In a similar style of exposing trade-offs, the next couple chapters cover module design and using composition to build more complex objects. Then the final chapter spends a fair amount of space discussing how to design the tests for your code. Metz throws out the obligatory justifications for writing tests:
The most common arguments for having tests are that they reduce bugs and provide documentation, and that writing tests first improves application design.
While these arguments are well-known, I think the last one is the weakest of the three. Tests can improve an application's design in certain ways for certain programmers, but I wouldn't say it's universally true. I've definitely come across instances of code that had to be changed in special ways specifically to support testing without improving the design of the code at all. It's not a huge deal, though, to have some exceptions to the argument, and Metz has a refreshingly pragmatic stance on testing in general. She advocates writing simple tests that only exercise the public interfaces and to be sure to not duplicate testing. I found myself agreeing with most of her recommendations.

Overall, Practical Object-Oriented Design in Ruby was a pleasant, easy read. Even though it was fairly short, it did get redundant sometimes and explanations tended to drag on. Part of that may have been me thinking ahead and wanting to get on to other things since I've read so many books with similar concepts to those covered here. I've seen pretty much all of this material in other books like Object-Oriented Design Heuristics, The Pragmatic Programmer, and Code Complete, as well as the other books mentioned in this review. They're all good books, and I would think if I had come across POODR earlier, I would have been more excited about it. If you haven't already read too many other books on design, this is a good one to check out.

How Much Design is Enough?


I've definitely read too many books on object-oriented design and design patterns, but how much is enough? Well, a pair of each seems like a good number. I like getting more than one perspective on a subject because it adds significantly to my understanding, both because different authors will cover somewhat different material and because going over something a second time helps cement it in my brain. For design patterns, I'd probably recommend Design Patterns in Ruby and Agile Principles, Patterns, and Practices in C# as the best, but if you're primarily a JavaScript programmer, then JavaScript Patterns would be a better choice.

My favorites for object-oriented design would be Object-Oriented Design Heuristics and The Pragmatic Programmer, although the latter is not so much about object-oriented design as general advice on how to be a great programmer.

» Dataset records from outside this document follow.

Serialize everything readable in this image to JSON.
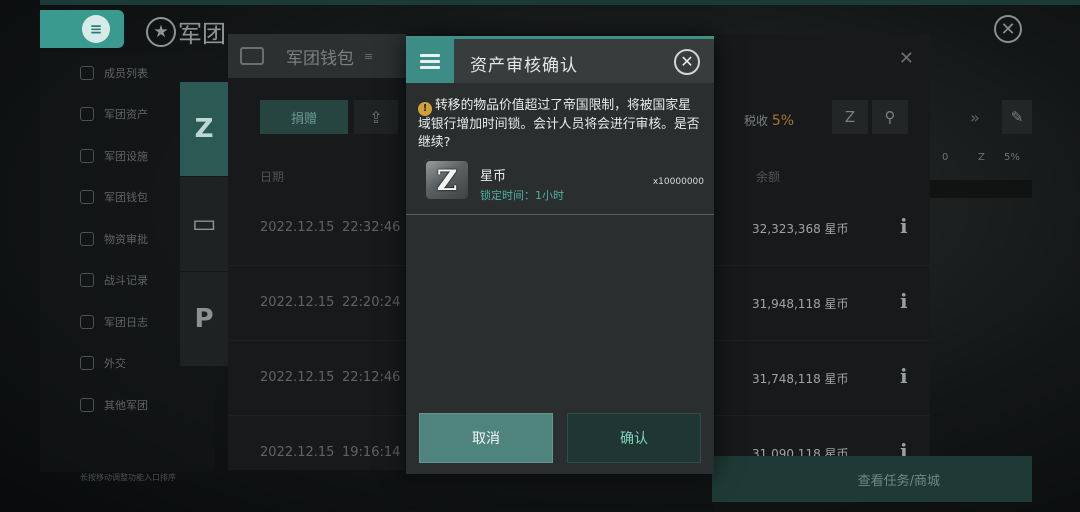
{
  "header": {
    "menu_icon": "list-icon",
    "title": "军团",
    "star": "★",
    "close": "✕"
  },
  "sidebar": {
    "items": [
      {
        "label": "成员列表"
      },
      {
        "label": "军团资产"
      },
      {
        "label": "军团设施"
      },
      {
        "label": "军团钱包"
      },
      {
        "label": "物资审批"
      },
      {
        "label": "战斗记录"
      },
      {
        "label": "军团日志"
      },
      {
        "label": "外交"
      },
      {
        "label": "其他军团"
      }
    ],
    "footer": "长按移动调整功能入口排序"
  },
  "wallet": {
    "title": "军团钱包",
    "sub_icon": "≡",
    "close": "✕",
    "tabs": [
      {
        "glyph": "Z"
      },
      {
        "glyph": "▭"
      },
      {
        "glyph": "P"
      }
    ],
    "donate_label": "捐赠",
    "export_glyph": "⇪",
    "tax_label": "税收",
    "tax_value": "5%",
    "summary": [
      "0",
      "Z",
      "5%"
    ],
    "columns": {
      "date": "日期",
      "balance": "余额"
    },
    "rows": [
      {
        "date": "2022.12.15",
        "time": "22:32:46",
        "balance": "32,323,368 星币"
      },
      {
        "date": "2022.12.15",
        "time": "22:20:24",
        "balance": "31,948,118 星币"
      },
      {
        "date": "2022.12.15",
        "time": "22:12:46",
        "balance": "31,748,118 星币"
      },
      {
        "date": "2022.12.15",
        "time": "19:16:14",
        "balance": "31,090,118 星币"
      }
    ],
    "info_glyph": "i",
    "bottom_button": "查看任务/商城"
  },
  "modal": {
    "title": "资产审核确认",
    "close": "✕",
    "warning_icon": "!",
    "warning_text": "转移的物品价值超过了帝国限制，将被国家星域银行增加时间锁。会计人员将会进行审核。是否继续?",
    "item": {
      "icon_glyph": "Z",
      "name": "星币",
      "lock_time": "锁定时间：1小时",
      "quantity": "x10000000"
    },
    "cancel_label": "取消",
    "confirm_label": "确认"
  },
  "colors": {
    "accent": "#3c8d85",
    "warning": "#d0a039",
    "lock_text": "#4fb0a3"
  }
}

If you're primarily a Ruby programmer, maybe Practical Object-Oriented Design in Ruby would be for you, but I really liked Eloquent Ruby, which also covers a lot of object-oriented design and goes much deeper into writing well in Ruby.

The important thing to realize is that at some point you're going to saturate on reading about this stuff, and you need to stop reading and start practicing. That's where I'm at. I have a good grasp of the concepts. Now I need to knuckle down and continue improving my programming skills. I won't be doing that by reading more books. I have to actually put all of that knowledge I've accumulated to work.